What is going on... yet another sandstorm!!


----------



## aykalam (Apr 12, 2010)

MaidenScotland said:


> What is going on... yet another sandstorm!!


huh? where?


----------



## MaidenScotland (Jun 6, 2009)

In El Agouza.. the wind is howling, shutters are closed but I can still taste the dirt.


----------



## aykalam (Apr 12, 2010)

MaidenScotland said:


> In El Agouza.. the wind is howling, shutters are closed but I can still taste the dirt.


That's incredible, not a single tree leave is moving here...it's cold though.
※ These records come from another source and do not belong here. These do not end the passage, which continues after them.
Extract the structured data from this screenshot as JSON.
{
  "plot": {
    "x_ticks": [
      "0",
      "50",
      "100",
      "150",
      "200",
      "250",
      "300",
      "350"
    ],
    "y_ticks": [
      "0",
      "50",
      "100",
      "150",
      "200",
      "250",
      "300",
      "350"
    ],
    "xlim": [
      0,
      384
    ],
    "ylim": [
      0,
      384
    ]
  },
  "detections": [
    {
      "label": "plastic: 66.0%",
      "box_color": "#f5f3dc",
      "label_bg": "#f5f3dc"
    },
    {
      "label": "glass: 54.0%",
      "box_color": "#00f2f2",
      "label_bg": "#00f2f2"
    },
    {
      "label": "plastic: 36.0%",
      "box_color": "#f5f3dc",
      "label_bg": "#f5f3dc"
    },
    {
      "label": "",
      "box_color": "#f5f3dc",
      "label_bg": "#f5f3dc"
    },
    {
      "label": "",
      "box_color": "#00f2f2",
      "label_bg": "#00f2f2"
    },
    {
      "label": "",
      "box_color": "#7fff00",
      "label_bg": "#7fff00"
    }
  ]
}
That reminds me, big storm yesterday, some people were saying they saw snow  in Cairo. I did not believe them though, I'm convinced they don't now the difference between snow and hail stone :smow:

I quite like Egypt in winter


----------



## MaidenScotland (Jun 6, 2009)

We had snow last year or was it the year before in Zamalek plus we had some hail.
Only lasted minutes and was all gone in 20


----------



## King.Tut (Jan 12, 2011)

It's been quite windy over here in Sharm the past few days, today's been better though, a nice 20 degrees


----------



## Sonrisa (Sep 2, 2010)

We had rain in Maadi yesterday and today!

I LOVE RAIN.


----------



## DeadGuy (Jan 22, 2010)

Light showers, COLD wind; last night, and for the third time this season, it dropped somewhere near -2 where I "live" and yes I LOVE cold 

The sun is STILL bloody burning though :confused2:

Unfortunately, today on my way on one of the main roads to a nearby city, at least 14 accidents due to the slippery roads, 4 of which were major accidents


----------